Aveva ragione la prosperosa, avrei avuto tempo; adesso era il momento del pasto. Certo che quello non me lo sarei proprio aspettato. Non l’avevano ammazzata, l’avevano rinchiusa in un ospizio. In fondo ucciderla sarebbe stato più compromettente che portarla in quella riserva dove qualsiasi cosa avesse raccontato sarebbe potuta passare per un’allucinazione.
Non ebbi tempo di aprire la valigia: dalla mensa arrivavano effluvi di zuppa e di pesce e un rumore di piatti. Quando entrai, rimasi un po’ in disparte perché tutti sapevano dove sedersi e io non volevo rubare il posto a nessuno per dovermi poi alzare. Aspettai che rimanesse un posto libero: ero ansioso di vedere Elfe seduta a qualche tavolo.

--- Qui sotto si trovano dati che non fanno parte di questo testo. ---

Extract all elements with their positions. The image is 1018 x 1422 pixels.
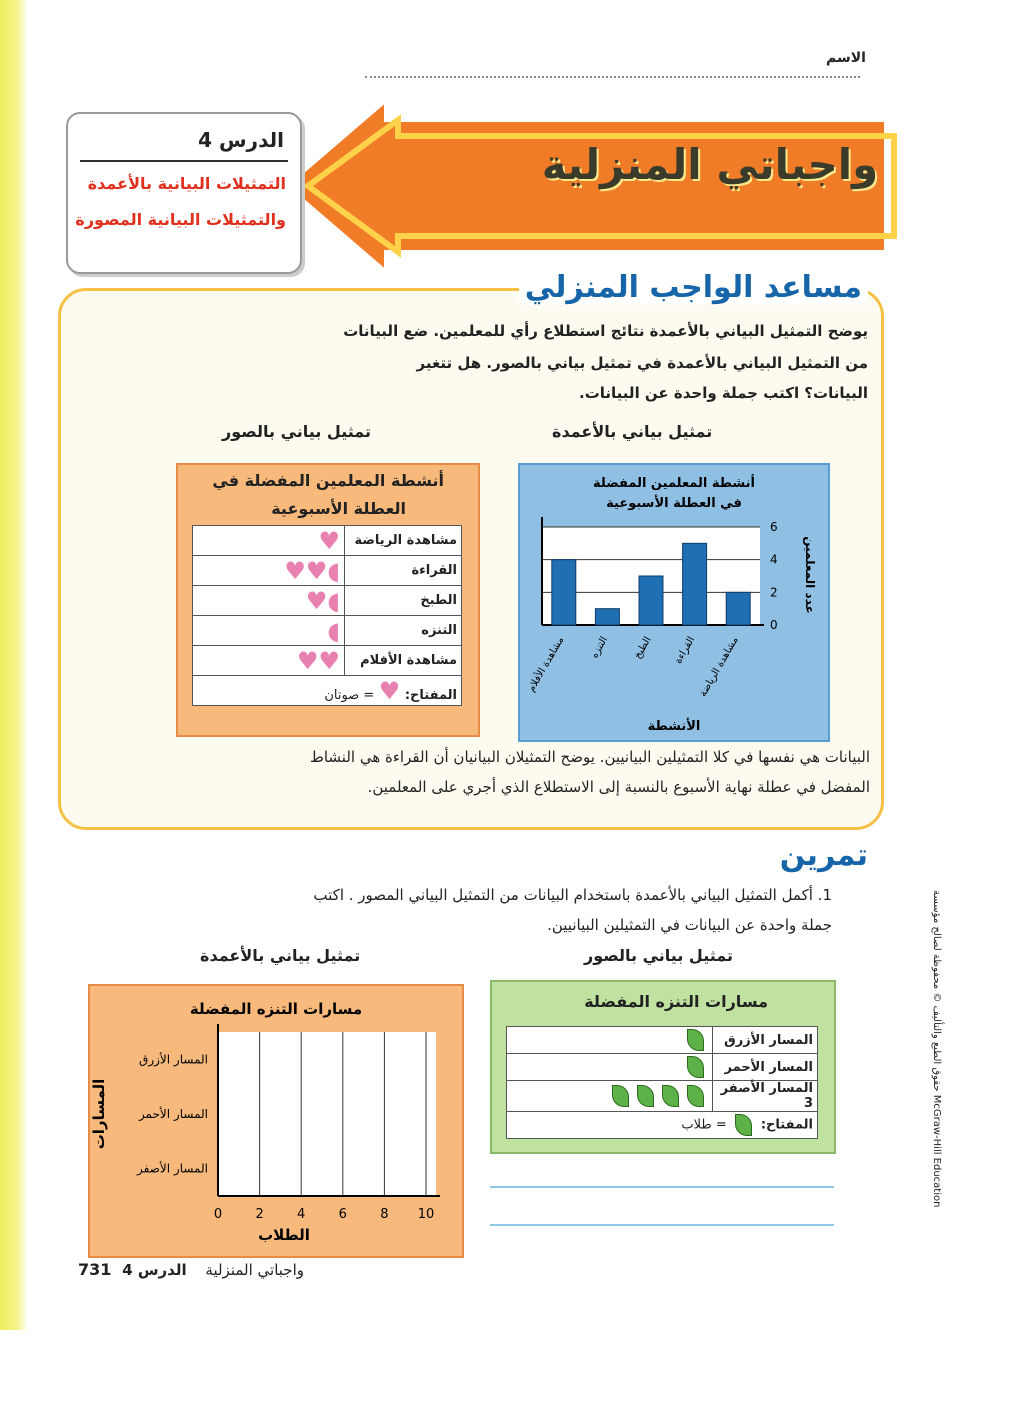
x-tick-label: التنزه bbox=[589, 635, 610, 661]
key-label: المفتاح: bbox=[404, 687, 457, 703]
trail-label: المسار الأزرق bbox=[713, 1027, 818, 1054]
trail-picture-graph bbox=[490, 980, 836, 1154]
y-tick-label: المسار الأصفر bbox=[137, 1161, 208, 1176]
picture-graph-row bbox=[193, 646, 462, 676]
x-tick-label: 2 bbox=[255, 1207, 264, 1222]
bar bbox=[639, 576, 663, 625]
exercise-q1-line1: 1. أكمل التمثيل البياني بالأعمدة باستخدام البيانات من التمثيل البياني المصور . اكتب bbox=[313, 886, 832, 904]
leaf-icon bbox=[662, 1085, 679, 1107]
leaf-icon bbox=[687, 1056, 704, 1078]
y-tick-label: 0 bbox=[770, 618, 778, 632]
chart-title-line1: أنشطة المعلمين المفضلة bbox=[593, 476, 755, 491]
picture-graph-symbols: ♥♥ bbox=[193, 646, 345, 676]
trail-symbols bbox=[507, 1081, 713, 1112]
x-tick-label: الطبخ bbox=[632, 635, 654, 661]
homework-helper-title: مساعد الواجب المنزلي bbox=[519, 270, 868, 305]
trail-key bbox=[507, 1112, 818, 1139]
y-tick-label: 4 bbox=[770, 552, 778, 567]
picture-graph-label: الطبخ bbox=[345, 586, 462, 616]
x-tick-label: 10 bbox=[417, 1207, 435, 1222]
trail-picture-table bbox=[506, 1026, 818, 1139]
x-tick-label: القراءة bbox=[673, 635, 698, 666]
trail-bar-graph-svg[interactable] bbox=[90, 986, 462, 1256]
name-label: الاسم bbox=[826, 50, 866, 66]
name-line[interactable] bbox=[365, 76, 860, 78]
picture-graph-row bbox=[193, 616, 462, 646]
chart-title: مسارات التنزه المفضلة bbox=[189, 1000, 363, 1018]
x-tick-label: 4 bbox=[297, 1207, 306, 1222]
key-value: = صوتان bbox=[324, 687, 375, 703]
x-axis-label: الأنشطة bbox=[647, 719, 701, 734]
picture-graph-symbols: ♥♥◖ bbox=[193, 556, 345, 586]
trail-key-row bbox=[507, 1112, 818, 1139]
leaf-icon bbox=[735, 1114, 752, 1136]
x-tick-label: مشاهدة الأفلام bbox=[526, 635, 567, 694]
picture-graph-label: مشاهدة الرياضة bbox=[345, 526, 462, 556]
chart-title-line2: في العطلة الأسبوعية bbox=[606, 496, 742, 511]
x-tick-label: 0 bbox=[213, 1207, 223, 1222]
y-tick-label: 6 bbox=[770, 520, 778, 534]
trail-label: المسار الأحمر bbox=[713, 1054, 818, 1081]
helper-intro-line3: البيانات؟ اكتب جملة واحدة عن البيانات. bbox=[579, 384, 868, 402]
picture-graph-title-line2: العطلة الأسبوعية bbox=[271, 499, 406, 518]
picture-graph-row bbox=[193, 556, 462, 586]
heart-icon: ♥ bbox=[378, 676, 401, 705]
picture-graph-caption: تمثيل بياني بالصور bbox=[222, 422, 371, 441]
bar bbox=[683, 543, 707, 625]
exercise-pic-caption: تمثيل بياني بالصور bbox=[584, 946, 733, 965]
plot-area bbox=[218, 1032, 436, 1196]
leaf-icon bbox=[612, 1085, 629, 1107]
bar bbox=[595, 609, 619, 625]
trail-row bbox=[507, 1081, 818, 1112]
trail-picture-title: مسارات التنزه المفضلة bbox=[584, 992, 768, 1011]
answer-line[interactable] bbox=[490, 1186, 834, 1188]
exercise-q1-line2: جملة واحدة عن البيانات في التمثيلين البيانيين. bbox=[547, 916, 832, 934]
trail-row bbox=[507, 1027, 818, 1054]
bar-graph-caption: تمثيل بياني بالأعمدة bbox=[552, 422, 713, 441]
trail-symbols bbox=[507, 1027, 713, 1054]
footer-section: واجباتي المنزلية bbox=[205, 1261, 304, 1279]
lesson-divider bbox=[80, 160, 288, 162]
trail-label: المسار الأصفر 3 bbox=[713, 1081, 818, 1112]
helper-conclusion-line2: المفضل في عطلة نهاية الأسبوع بالنسبة إلى الاستطلاع الذي أجري على المعلمين. bbox=[367, 778, 870, 796]
leaf-icon bbox=[637, 1085, 654, 1107]
y-tick-label: المسار الأزرق bbox=[139, 1052, 208, 1067]
picture-graph-key bbox=[193, 676, 462, 706]
key-label: المفتاح: bbox=[760, 1117, 813, 1133]
exercise-title: تمرين bbox=[779, 838, 868, 873]
trail-symbols bbox=[507, 1054, 713, 1081]
lesson-number: الدرس 4 bbox=[198, 128, 284, 152]
helper-intro-line2: من التمثيل البياني بالأعمدة في تمثيل بياني بالصور. هل تتغير bbox=[416, 354, 868, 372]
copyright-strip bbox=[922, 890, 946, 1208]
x-axis-label: الطلاب bbox=[258, 1226, 310, 1244]
bar bbox=[552, 560, 576, 625]
homework-title: واجباتي المنزلية bbox=[541, 140, 879, 189]
key-value: = طلاب bbox=[681, 1117, 727, 1133]
teacher-bar-graph bbox=[518, 463, 830, 742]
teacher-bar-graph-svg bbox=[520, 465, 828, 740]
helper-conclusion-line1: البيانات هي نفسها في كلا التمثيلين البيانيين. يوضح التمثيلان البيانيان أن القراءة هي النشاط bbox=[309, 748, 870, 766]
leaf-icon bbox=[687, 1029, 704, 1051]
picture-graph-label: مشاهدة الأفلام bbox=[345, 646, 462, 676]
picture-graph-table bbox=[192, 525, 462, 706]
y-axis-label: عدد المعلمين bbox=[803, 536, 817, 614]
helper-intro-line1: يوضح التمثيل البياني بالأعمدة نتائج استطلاع رأي للمعلمين. ضع البيانات bbox=[343, 322, 868, 340]
x-tick-label: مشاهدة الرياضة bbox=[697, 635, 741, 699]
y-axis-label: المسارات bbox=[90, 1078, 108, 1150]
picture-graph-title-line1: أنشطة المعلمين المفضلة في bbox=[212, 471, 444, 490]
x-tick-label: 6 bbox=[338, 1207, 347, 1222]
answer-line[interactable] bbox=[490, 1224, 834, 1226]
lesson-title-line1: التمثيلات البيانية بالأعمدة bbox=[87, 174, 286, 193]
y-tick-label: 2 bbox=[770, 585, 778, 600]
trail-row bbox=[507, 1054, 818, 1081]
teacher-picture-graph bbox=[176, 463, 480, 737]
picture-graph-symbols: ♥◖ bbox=[193, 586, 345, 616]
picture-graph-row bbox=[193, 526, 462, 556]
x-tick-label: 8 bbox=[380, 1207, 389, 1222]
page-footer bbox=[78, 1260, 304, 1279]
picture-graph-key-row bbox=[193, 676, 462, 706]
exercise-bar-caption: تمثيل بياني بالأعمدة bbox=[200, 946, 361, 965]
picture-graph-label: التنزه bbox=[345, 616, 462, 646]
picture-graph-symbols: ♥ bbox=[193, 526, 345, 556]
picture-graph-row bbox=[193, 586, 462, 616]
bar bbox=[726, 592, 750, 625]
y-tick-label: المسار الأحمر bbox=[138, 1107, 208, 1121]
page-number: 731 bbox=[78, 1260, 112, 1279]
lesson-title-line2: والتمثيلات البيانية المصورة bbox=[75, 210, 286, 229]
copyright-text: حقوق الطبع والتأليف © محفوظة لصالح مؤسسة McGraw-Hill Education bbox=[931, 890, 942, 1208]
yellow-margin-strip bbox=[0, 0, 28, 1330]
trail-bar-graph bbox=[88, 984, 464, 1258]
picture-graph-label: القراءة bbox=[345, 556, 462, 586]
picture-graph-symbols: ◖ bbox=[193, 616, 345, 646]
footer-lesson: الدرس 4 bbox=[122, 1261, 187, 1279]
lesson-card bbox=[66, 112, 302, 274]
leaf-icon bbox=[687, 1085, 704, 1107]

Un uomo grosso mi fece segno di sedermi al suo fianco. Mentre mangiavamo non la smetteva di parlare. Io non mi accorgevo di niente, ero concentrato sull’arrivo di Elfe. Su quanto lontani erano Sandra e il suo futuro figlio. Era stato un dono del cielo come tanti regali che mi aveva fatto la vita. Non tutti erano stati ricompensati come lo ero stato io. A mia figlia avevo detto che avevo trovato una struttura alberghiera per gente della mia età e che sarei rimasto lì qualche altro mese. La casetta che mi piaceva tanto alla fine era stata affittata e io non avevo più voglia di cercare. Si sarebbe dovuta accontentare di un albergo quando fosse venuta a trovarmi. Le dissi anche che mi mancava molto ma che era giusto che ci prendessimo i nostri spazi.
Arrivati al dolce dissi all’uomo grosso che un amico mi aveva incaricato di dare un messaggio a una certa Elfe, una donna tedesca che aveva qualche problema.
«A volte viene a mangiare e a volte no, ha presente...» e fece il gesto di alzare il gomito.